Extracts of Urtica dioica leaves may help with glycemic control in type 2 diabetes patients needing to use insulin.
Nettle sting treatment
Anti-itch drugs, usually in the form of creams containing antihistaminics or hydrocortisone may provide relief from the symptoms of being stung by nettles. But because of the combination of chemicals involved, other remedies may be required. Calamine lotion may be helpful, also urine - which has the advantage of usually being readily available. Many folk remedies exist for treating the itching, including Dandelion, horsetail (Equisetopsida spp.), leaf of dock (Rumex spp.),Greater Plantain, Jewelweed (Impatiens capensis and Impatiens pallida), the underside of a fern (the spores), mud, saliva, or baking soda, oil and onions, lemon juice, and topical use of milk of magnesia.
Urtica dioica has a flavour similar to spinach and cucumber when cooked and is rich in vitamins A, C, iron, potassium, manganese, and calcium. Young plants were harvested by Native Americans and used as a cooked plant in spring when other food plants were scarce. Soaking stinging nettles in water or cooking will remove the stinging chemicals from the plant, which allows them to be handled and eaten without incidence of stinging. After the stinging nettle enters its flowering and seed setting stages the leaves develop gritty particles called cystoliths, which can irritate the urinary tract. In its peak season, nettle contains up to 25% protein, dry weight, which is high for a leafy green vegetable. The leaves are also dried and may then be used to make a herbal tea, as can also be done with the nettle's flowers.
Nettles can be used in a variety of recipes, such as polenta, pesto and purée. Nettle soup is a common use of the plant, particularly in Northern and Eastern Europe. In Nepal (सिस्नो in Nepali) and the Kumaon & Gargwal region of Northern India, stinging nettle is known as sisnu, kandeliand bicchū-būṭī (Hindi: बिच्छू-बूटी) respectively. It is also found in abundance in Kashmir. There it is called soi. It is a very popular vegetable and cooked with Indian spices.

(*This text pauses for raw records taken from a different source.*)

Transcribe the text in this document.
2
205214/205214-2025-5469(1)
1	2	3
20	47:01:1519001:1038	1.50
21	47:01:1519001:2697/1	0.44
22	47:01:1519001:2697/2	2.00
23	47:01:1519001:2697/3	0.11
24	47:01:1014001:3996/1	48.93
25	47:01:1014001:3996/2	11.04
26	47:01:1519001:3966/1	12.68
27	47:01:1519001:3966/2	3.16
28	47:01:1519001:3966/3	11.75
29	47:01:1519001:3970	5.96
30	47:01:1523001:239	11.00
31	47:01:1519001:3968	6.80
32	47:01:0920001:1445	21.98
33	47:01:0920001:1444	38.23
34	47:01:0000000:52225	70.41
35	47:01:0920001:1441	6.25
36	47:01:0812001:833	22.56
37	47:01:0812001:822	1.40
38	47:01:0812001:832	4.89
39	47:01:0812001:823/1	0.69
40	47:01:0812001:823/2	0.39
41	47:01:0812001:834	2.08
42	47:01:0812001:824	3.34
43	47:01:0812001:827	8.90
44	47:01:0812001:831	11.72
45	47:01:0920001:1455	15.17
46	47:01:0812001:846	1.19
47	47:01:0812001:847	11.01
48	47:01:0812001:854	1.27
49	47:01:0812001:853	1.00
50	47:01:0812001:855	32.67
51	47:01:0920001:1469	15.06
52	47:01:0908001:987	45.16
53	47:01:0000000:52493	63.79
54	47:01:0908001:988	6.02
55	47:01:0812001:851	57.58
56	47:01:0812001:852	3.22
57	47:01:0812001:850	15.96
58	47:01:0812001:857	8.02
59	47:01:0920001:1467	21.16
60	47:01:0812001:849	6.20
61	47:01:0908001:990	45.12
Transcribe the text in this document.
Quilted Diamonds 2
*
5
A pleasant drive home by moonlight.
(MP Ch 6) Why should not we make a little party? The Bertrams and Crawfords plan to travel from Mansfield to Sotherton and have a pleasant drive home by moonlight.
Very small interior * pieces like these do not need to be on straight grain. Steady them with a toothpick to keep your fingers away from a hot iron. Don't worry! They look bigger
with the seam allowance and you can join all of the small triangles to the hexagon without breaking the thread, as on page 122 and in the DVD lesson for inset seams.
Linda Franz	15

Nettles are sometimes used in cheese making, for example in the production of Cornish Yarg and as a flavouring in varieties of Gouda.
Nettles are used in Albania as part of the dough filling for the börek. Its name is byrek me hithra. The top baby leaves are selected and simmered, then mixed with other ingredients like herbs, rice, etc. before being used as a filling between dough layers.
Nettle leaves are steeped in a concentrated sugar solution so the flavour is extracted into the sugar solution. The leaves are then removed and a source of citric acid (usually lemon juice) is added to help preserve the cordial and add a tart flavour.
Commercially produced cordials are generally quite concentrated and are usually diluted by one part cordial to ten parts water – thus a 0.5 litres (0.11 imp gal; 0.13 US gal) bottle of cordial would be enough for 5.5 litres (1.2 imp gal; 1.5 US gal) diluted. The high concentration of sugar in nettle cordial gives it a long shelf life.
There are also many recipes for alcoholic nettle beer, which is a countryside favourite in the British Isles.